Fastned enige serieuze gegadigde
“Ook het standpunt van Shell dat de Staat Fastned niet als enige serieuze gegadigde heeft mogen beschouwen als huurder van het perceel waarop het Voornemen betrekking heeft kan niet worden gevolgd. Op grond van de Didam-doctrine moet bij de beoordeling van de vraag of de Staat Fastned in redelijkheid als enige serieuze kandidaat heeft mogen aanmerken worden getoetst of het oordeel van de Staat is gebaseerd op objectieve, toetsbare en redelijke criteria. De Staat heeft in dit verband – terecht – aangevoerd dat hem de nodige beleidsruimte toekomt bij het formuleren van criteria om te toetsen of sprake is van één serieuze gegadigde.”
Wbr-vergunning
“De Staat heeft in zijn brief van 25 oktober 2023 aan marktpartijen meegedeeld dat een partij voor het realiseren van een aanvullende voorziening op een verzorgingsplaats dient te beschikken over een Wbr-vergunning en over de privaatrechtelijke toestemming van de Staat als eigenaar van de verzorgingsplaats.
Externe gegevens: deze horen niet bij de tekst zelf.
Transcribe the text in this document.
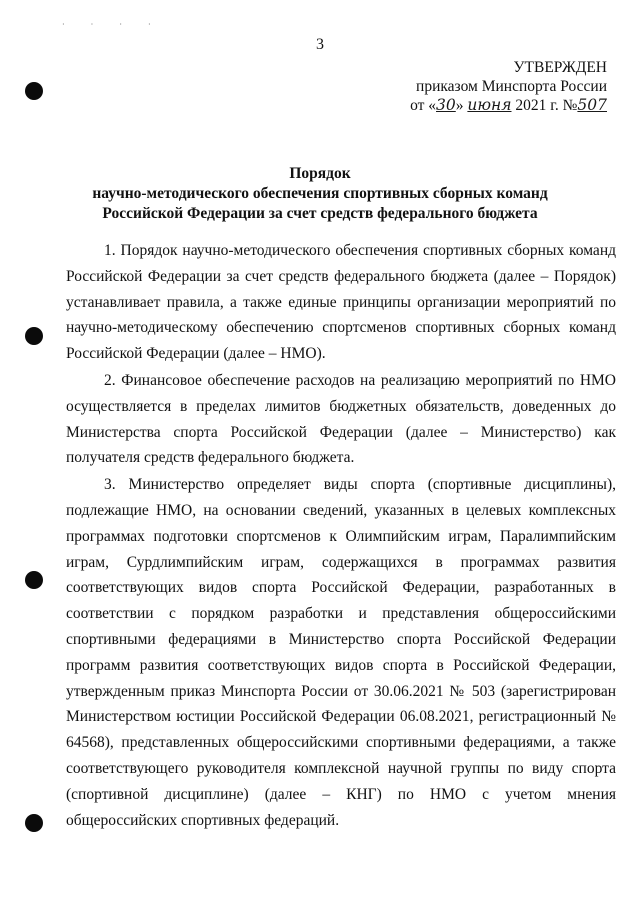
· · · ·
3
УТВЕРЖДЕН
приказом Минспорта России
от «30» июня 2021 г. №507
Порядок
научно-методического обеспечения спортивных сборных команд
Российской Федерации за счет средств федерального бюджета

1. Порядок научно-методического обеспечения спортивных сборных команд Российской Федерации за счет средств федерального бюджета (далее – Порядок) устанавливает правила, а также единые принципы организации мероприятий по научно-методическому обеспечению спортсменов спортивных сборных команд Российской Федерации (далее – НМО).

2. Финансовое обеспечение расходов на реализацию мероприятий по НМО осуществляется в пределах лимитов бюджетных обязательств, доведенных до Министерства спорта Российской Федерации (далее – Министерство) как получателя средств федерального бюджета.

3. Министерство определяет виды спорта (спортивные дисциплины), подлежащие НМО, на основании сведений, указанных в целевых комплексных программах подготовки спортсменов к Олимпийским играм, Паралимпийским играм, Сурдлимпийским играм, содержащихся в программах развития соответствующих видов спорта Российской Федерации, разработанных в соответствии с порядком разработки и представления общероссийскими спортивными федерациями в Министерство спорта Российской Федерации программ развития соответствующих видов спорта в Российской Федерации, утвержденным приказ Минспорта России от 30.06.2021 № 503 (зарегистрирован Министерством юстиции Российской Федерации 06.08.2021, регистрационный № 64568), представленных общероссийскими спортивными федерациями, а также соответствующего руководителя комплексной научной группы по виду спорта (спортивной дисциплине) (далее – КНГ) по НМО с учетом мнения общероссийских спортивных федераций.
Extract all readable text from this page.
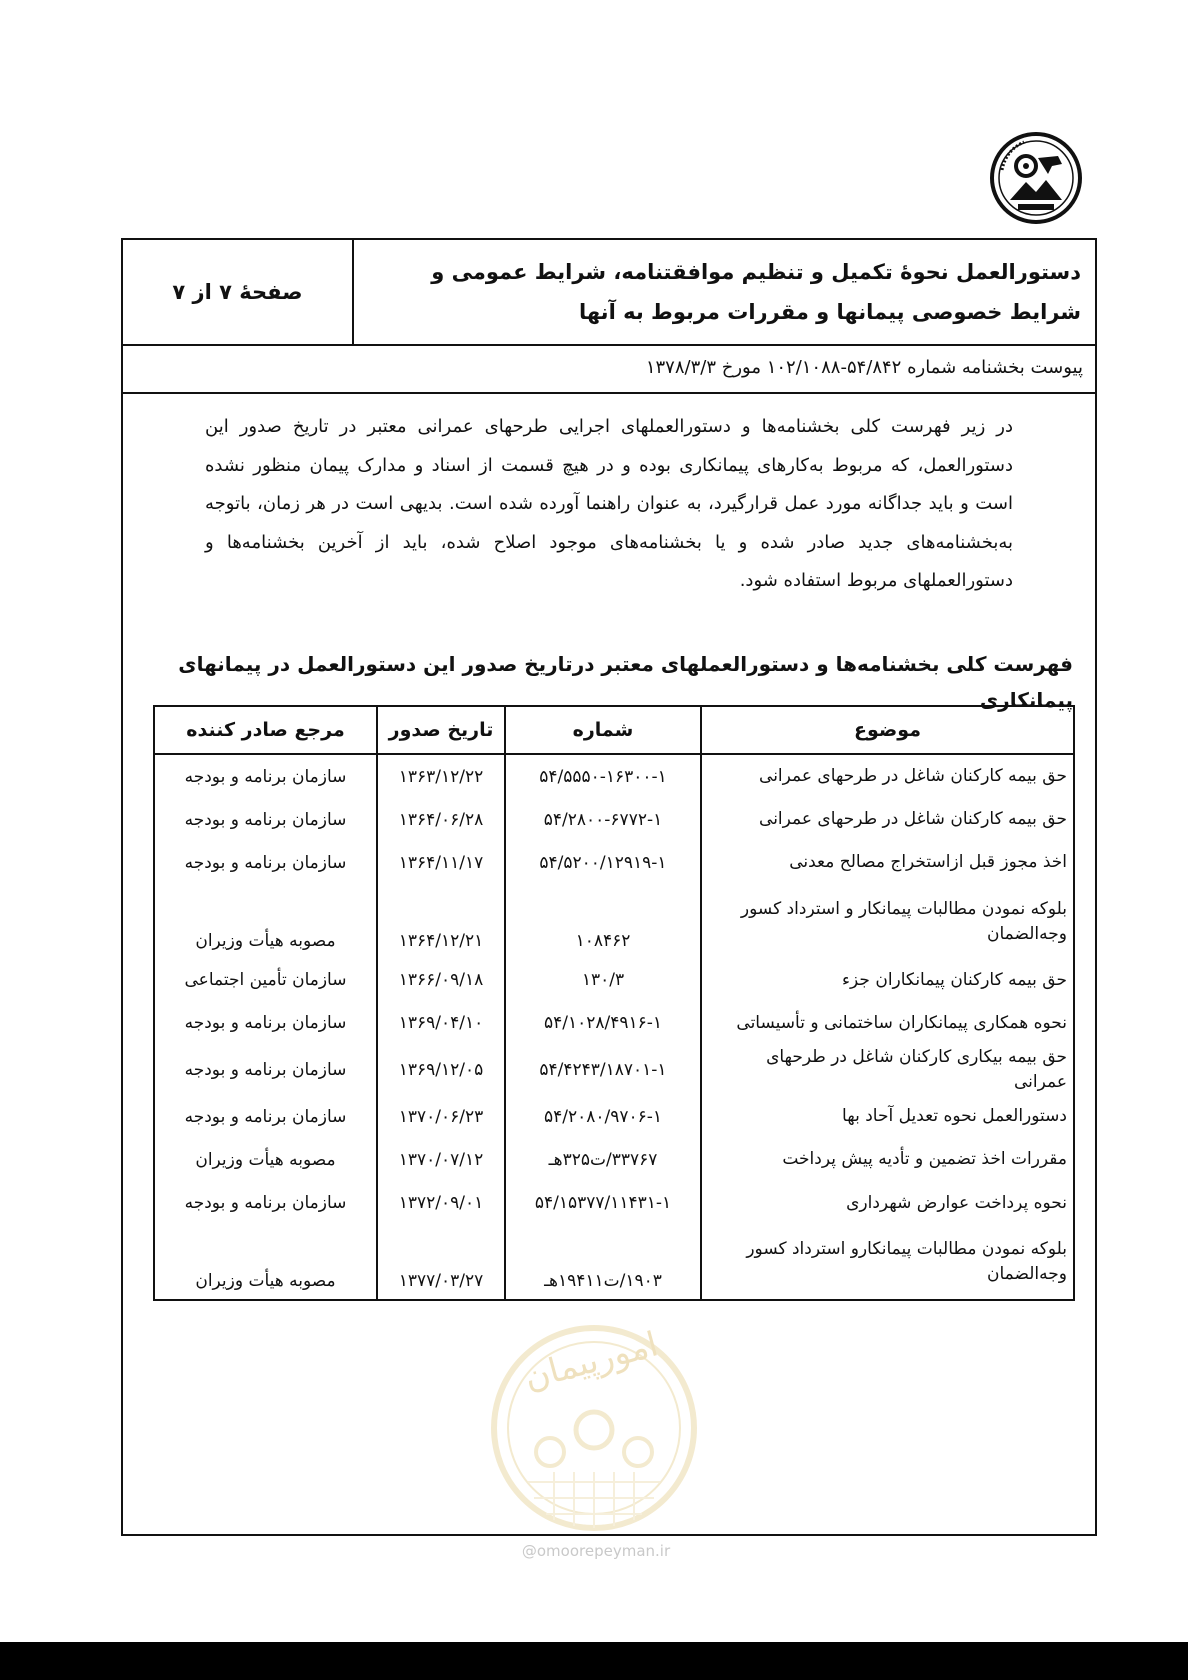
دستورالعمل نحوهٔ تکمیل و تنظیم موافقتنامه، شرایط عمومی و شرایط خصوصی پیمانها و مقررات مربوط به آنها
صفحهٔ ۷ از ۷
پیوست بخشنامه شماره ۵۴/۸۴۲-۱۰۲/۱۰۸۸ مورخ ۱۳۷۸/۳/۳
در زیر فهرست کلی بخشنامه‌ها و دستورالعملهای اجرایی طرحهای عمرانی معتبر در تاریخ صدور این دستورالعمل، که مربوط به‌کارهای پیمانکاری بوده و در هیچ قسمت از اسناد و مدارک پیمان منظور نشده است و باید جداگانه مورد عمل قرارگیرد، به عنوان راهنما آورده شده است. بدیهی است در هر زمان، باتوجه به‌بخشنامه‌های جدید صادر شده و یا بخشنامه‌های موجود اصلاح شده، باید از آخرین بخشنامه‌ها و دستورالعملهای مربوط استفاده شود.
فهرست کلی بخشنامه‌ها و دستورالعملهای معتبر درتاریخ صدور این دستورالعمل در پیمانهای پیمانکاری
موضوع	شماره	تاریخ صدور	مرجع صادر کننده
حق بیمه کارکنان شاغل در طرحهای عمرانی	۵۴/۵۵۵۰-۱۶۳۰۰-۱	۱۳۶۳/۱۲/۲۲	سازمان برنامه و بودجه
حق بیمه کارکنان شاغل در طرحهای عمرانی	۵۴/۲۸۰۰-۶۷۷۲-۱	۱۳۶۴/۰۶/۲۸	سازمان برنامه و بودجه
اخذ مجوز قبل ازاستخراج مصالح معدنی	۵۴/۵۲۰۰/۱۲۹۱۹-۱	۱۳۶۴/۱۱/۱۷	سازمان برنامه و بودجه
بلوکه نمودن مطالبات پیمانکار و استرداد کسور وجه‌الضمان	۱۰۸۴۶۲	۱۳۶۴/۱۲/۲۱	مصوبه هیأت وزیران
حق بیمه کارکنان پیمانکاران جزء	۱۳۰/۳	۱۳۶۶/۰۹/۱۸	سازمان تأمین اجتماعی
نحوه همکاری پیمانکاران ساختمانی و تأسیساتی	۵۴/۱۰۲۸/۴۹۱۶-۱	۱۳۶۹/۰۴/۱۰	سازمان برنامه و بودجه
حق بیمه بیکاری کارکنان شاغل در طرحهای عمرانی	۵۴/۴۲۴۳/۱۸۷۰۱-۱	۱۳۶۹/۱۲/۰۵	سازمان برنامه و بودجه
دستورالعمل نحوه تعدیل آحاد بها	۵۴/۲۰۸۰/۹۷۰۶-۱	۱۳۷۰/۰۶/۲۳	سازمان برنامه و بودجه
مقررات اخذ تضمین و تأدیه پیش پرداخت	۳۳۷۶۷/ت۳۲۵هـ	۱۳۷۰/۰۷/۱۲	مصوبه هیأت وزیران
نحوه پرداخت عوارض شهرداری	۵۴/۱۵۳۷۷/۱۱۴۳۱-۱	۱۳۷۲/۰۹/۰۱	سازمان برنامه و بودجه
بلوکه نمودن مطالبات پیمانکارو استرداد کسور وجه‌الضمان	۱۹۰۳/ت۱۹۴۱۱هـ	۱۳۷۷/۰۳/۲۷	مصوبه هیأت وزیران
امورپیمان
@omoorepeyman.ir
De Staat heeft de daarbij geldende toetsingscriteria in de brief vermeld. Omdat Fastned als enige over de vereiste Wbr-vergunning (beter gezegd: een gewijzigde vergunning) beschikte heeft de Staat in redelijkheid tot de conclusie kunnen komen dat Fastned als de enige serieuze gegadigde moet worden aangemerkt voor het perceel waarop het Voornemen betrekking heeft. Daar komt bij dat de Staat voldoende heeft onderbouwd dat Shell weliswaar bezwaar heeft gemaakt tegen het Voornemen, maar dat zij niet heeft aangetoond dat zij ook als gegadigde moest worden aangemerkt, zoals in het Voornemen was voorgeschreven. Zij heeft geen vergunning aangevraagd, en dus ook geen vergunning verkregen, voor een aanvullende voorziening op De Lepelaar.”
Shell heeft daarom niet aannemelijk gemaakt dat het Voornemen onrechtmatig of in strijd met het gelijkheidsbeginsel is vanwege het niet-naleven van de Didam-regels en evenmin dat de Staat verplicht zou zijn om een openbare selectieprocedure te houden.